ショウコ

さようならのショウコのレビュー・感想・評価

さようなら(2015年製作の映画)
3.1
何と言っても「アンドロイドが出演している映画」なところですよ。お値段1000万円の女性型お手伝いロボが登場します。生身の人間がラバーでメイクしてんのかと思ってたんだけど本物なんですね👏遠隔操作とは言え映画で演技させるのは世界初との事。凄いしなんかエロいしテンション上がる!夢の未来はすぐ近くだ!

…と推したいとこですが、動くのは台詞に同期した唇とマバタキ、あと首がちょっとだけ。オマケに脚は故障中らしく車椅子移動…あれれ

調べたらアンドロイドとは「ヒトを模したロボ」を指すんだそうで、ゼンマイ仕掛けのオモチャもアンドロイドと呼んでOKなんだとか。これだったらチャッキーの方がよっぽど芸達者ですね。定義の問題?

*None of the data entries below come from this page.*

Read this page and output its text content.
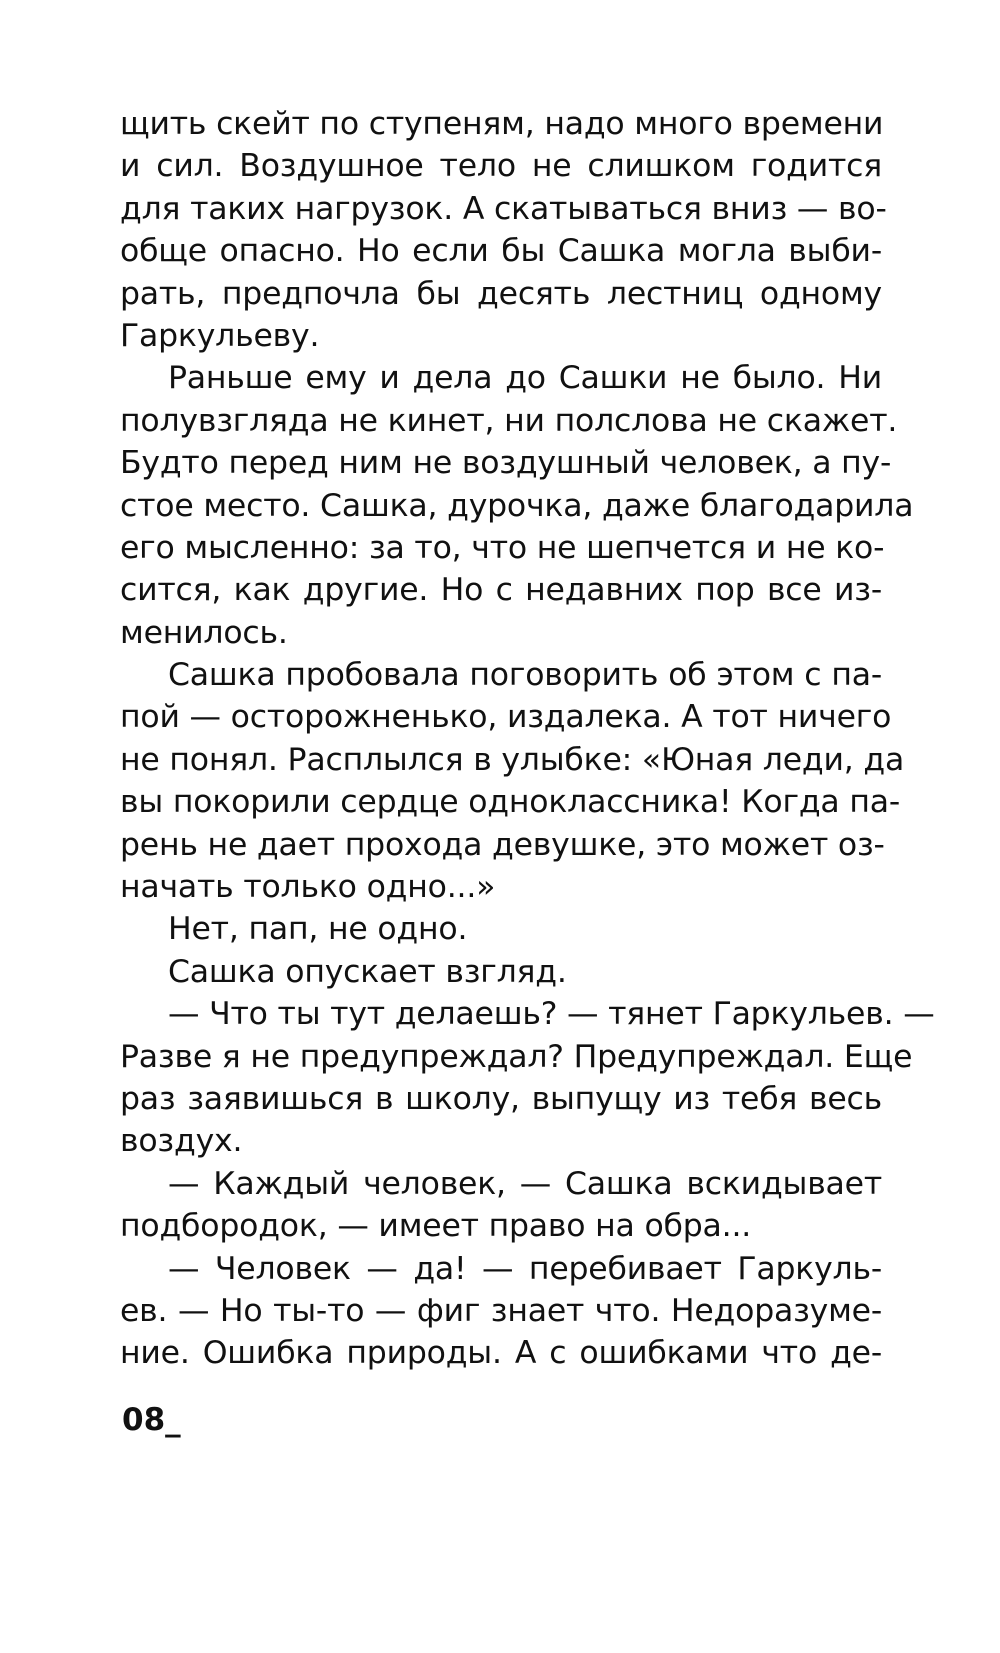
щить скейт по ступеням, надо много времени
и сил. Воздушное тело не слишком годится
для таких нагрузок. А скатываться вниз — во-
обще опасно. Но если бы Сашка могла выби-
рать, предпочла бы десять лестниц одному
Гаркульеву.
Раньше ему и дела до Сашки не было. Ни
полувзгляда не кинет, ни полслова не скажет.
Будто перед ним не воздушный человек, а пу-
стое место. Сашка, дурочка, даже благодарила
его мысленно: за то, что не шепчется и не ко-
сится, как другие. Но с недавних пор все из-
менилось.
Сашка пробовала поговорить об этом с па-
пой — осторожненько, издалека. А тот ничего
не понял. Расплылся в улыбке: «Юная леди, да
вы покорили сердце одноклассника! Когда па-
рень не дает прохода девушке, это может оз-
начать только одно...»
Нет, пап, не одно.
Сашка опускает взгляд.
— Что ты тут делаешь? — тянет Гаркульев. —
Разве я не предупреждал? Предупреждал. Еще
раз заявишься в школу, выпущу из тебя весь
воздух.
— Каждый человек, — Сашка вскидывает
подбородок, — имеет право на обра...
— Человек — да! — перебивает Гаркуль-
ев. — Но ты-то — фиг знает что. Недоразуме-
ние. Ошибка природы. А с ошибками что де-
08_
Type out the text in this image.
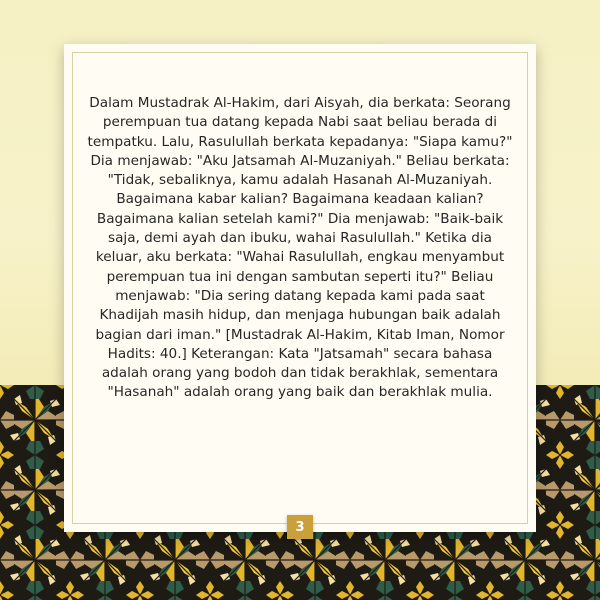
Dalam Mustadrak Al-Hakim, dari Aisyah, dia berkata: Seorang perempuan tua datang kepada Nabi saat beliau berada di tempatku. Lalu, Rasulullah berkata kepadanya: "Siapa kamu?" Dia menjawab: "Aku Jatsamah Al-Muzaniyah." Beliau berkata: "Tidak, sebaliknya, kamu adalah Hasanah Al-Muzaniyah. Bagaimana kabar kalian? Bagaimana keadaan kalian? Bagaimana kalian setelah kami?" Dia menjawab: "Baik-baik saja, demi ayah dan ibuku, wahai Rasulullah." Ketika dia keluar, aku berkata: "Wahai Rasulullah, engkau menyambut perempuan tua ini dengan sambutan seperti itu?" Beliau menjawab: "Dia sering datang kepada kami pada saat Khadijah masih hidup, dan menjaga hubungan baik adalah bagian dari iman." [Mustadrak Al-Hakim, Kitab Iman, Nomor Hadits: 40.] Keterangan: Kata "Jatsamah" secara bahasa adalah orang yang bodoh dan tidak berakhlak, sementara "Hasanah" adalah orang yang baik dan berakhlak mulia.

3
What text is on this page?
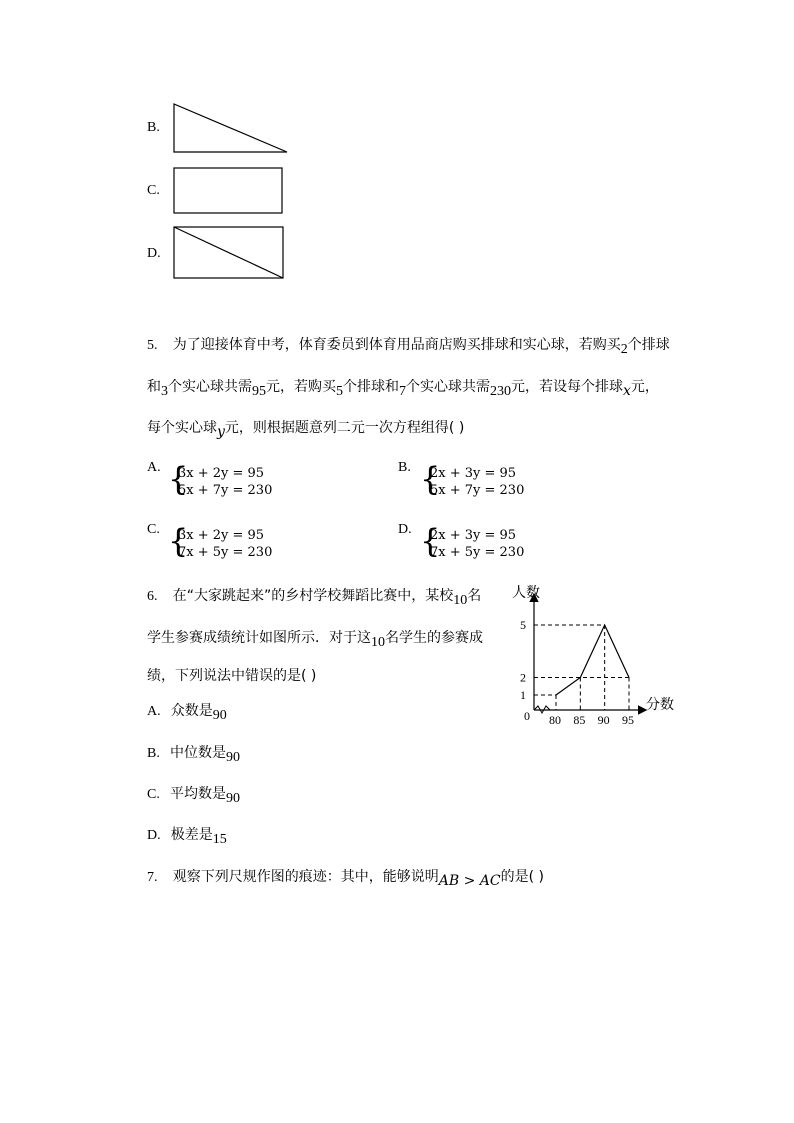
B.
C.
D.
5. 为了迎接体育中考，体育委员到体育用品商店购买排球和实心球，若购买2个排球
和3个实心球共需95元，若购买5个排球和7个实心球共需230元，若设每个排球x元，
每个实心球y元，则根据题意列二元一次方程组得( )
A. {
3x + 2y = 95
5x + 7y = 230
B. {
2x + 3y = 95
5x + 7y = 230
C. {
3x + 2y = 95
7x + 5y = 230
D. {
2x + 3y = 95
7x + 5y = 230
6. 在“大家跳起来”的乡村学校舞蹈比赛中，某校10名
学生参赛成绩统计如图所示．对于这10名学生的参赛成
绩，下列说法中错误的是( )
A. 众数是90
B. 中位数是90
C. 平均数是90
D. 极差是15
80 85 90 95
1
2
5
人数
分数
0
7. 观察下列尺规作图的痕迹：其中，能够说明AB > AC的是( )
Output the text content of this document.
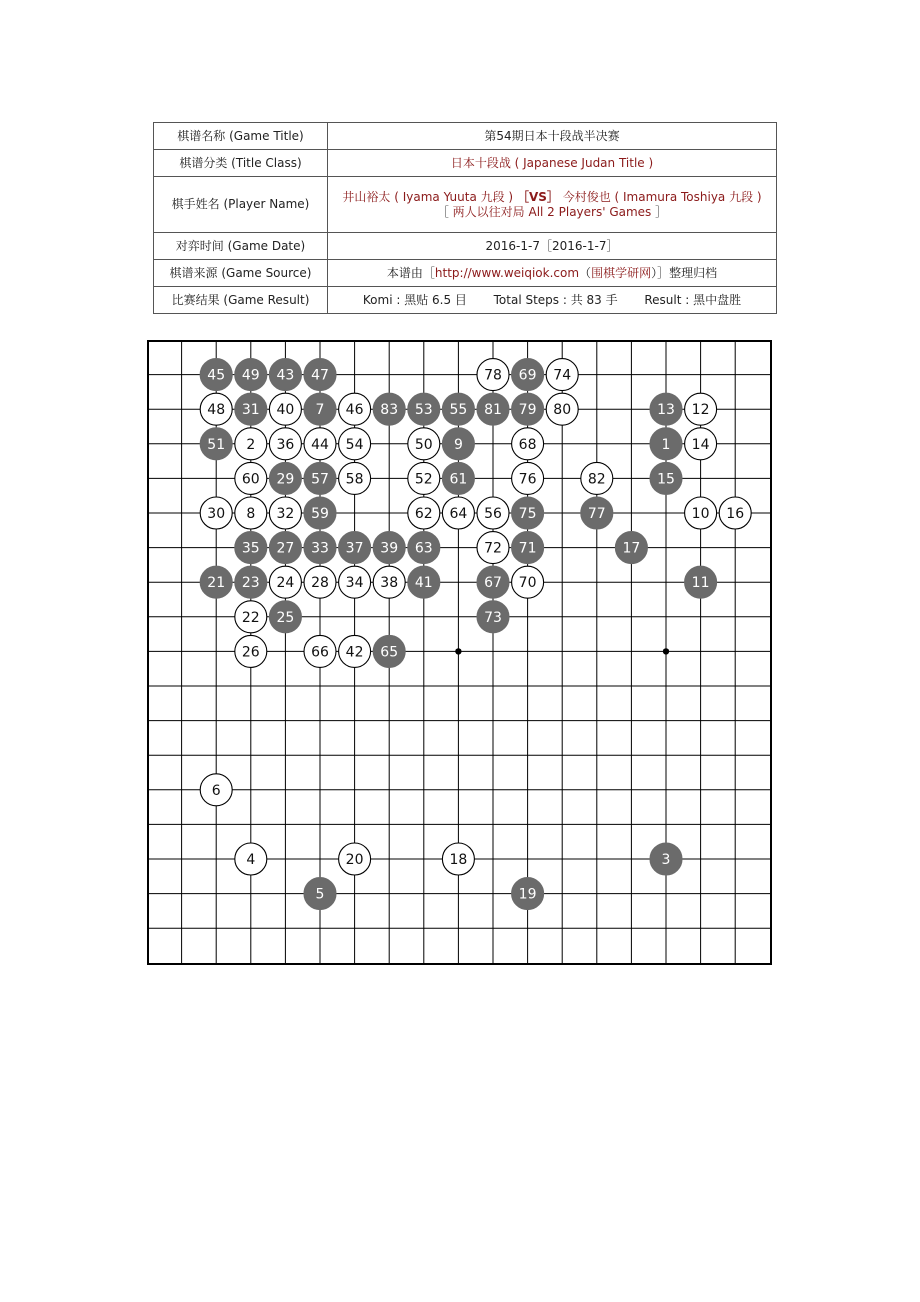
棋谱名称 (Game Title)	第54期日本十段战半决赛
棋谱分类 (Title Class)	日本十段战 ( Japanese Judan Title )
棋手姓名 (Player Name)	井山裕太 ( Iyama Yuuta 九段 ) ［VS］ 今村俊也 ( Imamura Toshiya 九段 )
［ 两人以往对局 All 2 Players' Games ］
对弈时间 (Game Date)	2016-1-7［2016-1-7］
棋谱来源 (Game Source)	本谱由［http://www.weiqiok.com（围棋学研网）］整理归档
比赛结果 (Game Result)	Komi : 黑贴 6.5 目 Total Steps : 共 83 手 Result : 黑中盘胜
45 49 43 47	78 69 74
48 31 40 7 46 83 53 55 81 79 80	13 12
51 2 36 44 54	50 9	68	1 14
60 29 57 58	52 61	76	82	15
30 8 32 59	62 64 56 75	77	10 16
35 27 33 37 39 63	72 71	17
21 23 24 28 34 38 41	67 70	11
22 25	73
26	66 42 65
6
4	20	18	3
5	19
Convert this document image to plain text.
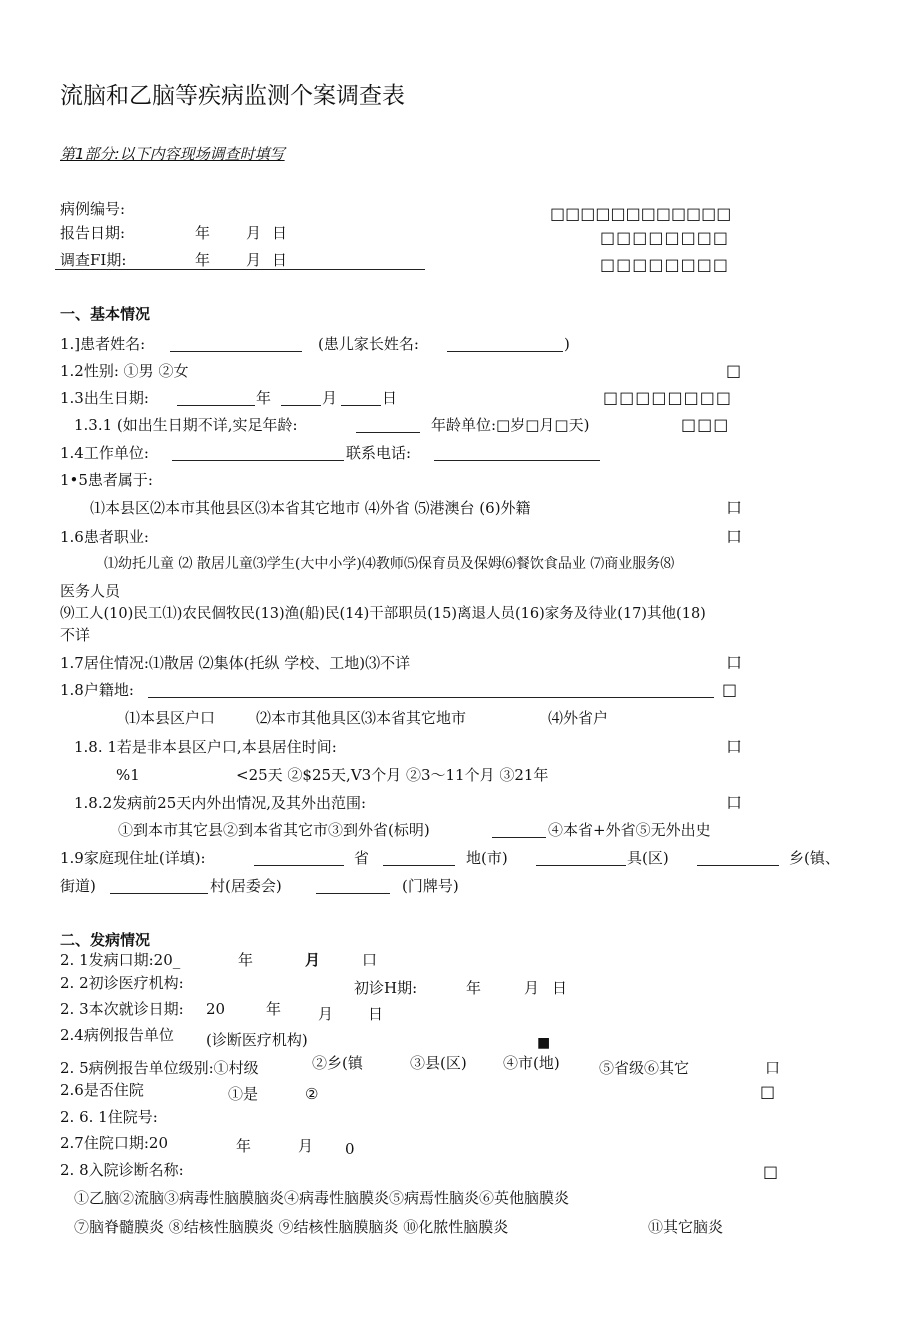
流脑和乙脑等疾病监测个案调查表
第1部分:以下内容现场调查时填写
病例编号:	□□□□□□□□□□□□
报告日期:	年 月 日	□□□□□□□□
调查FI期:	年 月 日	□□□□□□□□
一、基本情况
1.]患者姓名:	(患儿家长姓名:	)
1.2性别: ①男 ②女	□
1.3出生日期:	年	月	日	□□□□□□□□
1.3.1 (如出生日期不详,实足年龄:	年龄单位:□岁□月□天)	□□□
1.4工作单位:	联系电话:
1•5患者属于:
⑴本县区⑵本市其他县区⑶本省其它地市 ⑷外省 ⑸港澳台 (6)外籍	口
1.6患者职业:	口
⑴幼托儿童 ⑵ 散居儿童⑶学生(大中小学)⑷教师⑸保育员及保姆⑹餐饮食品业 ⑺商业服务⑻
医务人员
⑼工人(10)民工⑴)农民個牧民(13)渔(船)民(14)干部职员(15)离退人员(16)家务及待业(17)其他(18)
不详
1.7居住情况:⑴散居 ⑵集体(托纵 学校、工地)⑶不详	口
1.8户籍地:	□
⑴本县区户口	⑵本市其他具区⑶本省其它地市	⑷外省户
1.8. 1若是非本县区户口,本县居住时间:	口
%1	<25天 ②$25天,V3个月 ②3〜11个月 ③21年
1.8.2发病前25天内外出情况,及其外出范围:	口
①到本市其它县②到本省其它市③到外省(标明)	④本省+外省⑤无外出史
1.9家庭现住址(详填):	省	地(市)	具(区)	乡(镇、
街道)	村(居委会)	(门牌号)
二、发病情况
2. 1发病口期:20_	年	月	口
2. 2初诊医疗机构:	初诊H期:	年	月 日
2. 3本次就诊日期: 20	年 月 日
2.4病例报告单位 (诊断医疗机构)	■
2. 5病例报告单位级别:①村级	②乡(镇	③县(区) ④市(地)	⑤省级⑥其它	口
2.6是否住院	①是	②	□
2. 6. 1住院号:
2.7住院口期:20	年	月 0
2. 8入院诊断名称:	□
①乙脑②流脑③病毒性脑膜脑炎④病毒性脑膜炎⑤病焉性脑炎⑥英他脑膜炎
⑦脑脊髓膜炎 ⑧结核性脑膜炎 ⑨结核性脑膜脑炎 ⑩化脓性脑膜炎	⑪其它脑炎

舞台は原発事故で住めなくなりつつある日本。難民として諸外国へ出ていく人々や、前科などのペナルティで脱出の順番がなかなか来ない人、病気で命が消えていく持ち主…といった「衰退と死」をアンドロイドちゃんが見つめる話。近未来感はほとんど無く、荒寥とした田舎風景と詫びしさを湛えた鬱映画でした。死を待つ持ち主との淡々とした会話は「風が吹くとき」を思い出します




「持ち主が死んでしまってもアンドロイドちゃんは死にません。人間の居ない孤独の世界に取り残された彼女の姿はより一層死というものを引き立たせるのだ…🍃」

って感じでアートなカッコ良さはあるんですが、結構中身がとっ散らかっててなんだこりゃ?ってのが正直なところ😕持ち主が日本語とフランス語と英語を織り混ぜて喋るし、何かにつけアンドロイドちゃんが既存の詩を朗読するのでその時間がすっごく退屈。家族のつながりとか格差、人種問題などに薄ぅくテーマが目移りしちゃってて主題が何のなのか分からなくなる。
せっかくなんだからアンドロイドちゃんの視点だけに焦点を絞れば良かったのにね。美しい自然描写や風の音など、退廃的な雰囲気だけは素敵。

持ち主がどんどん腐敗してミイラになっていくまでを見せてきたのは驚いた。ちょっとしたアハ体験💡R15はこれのせいか?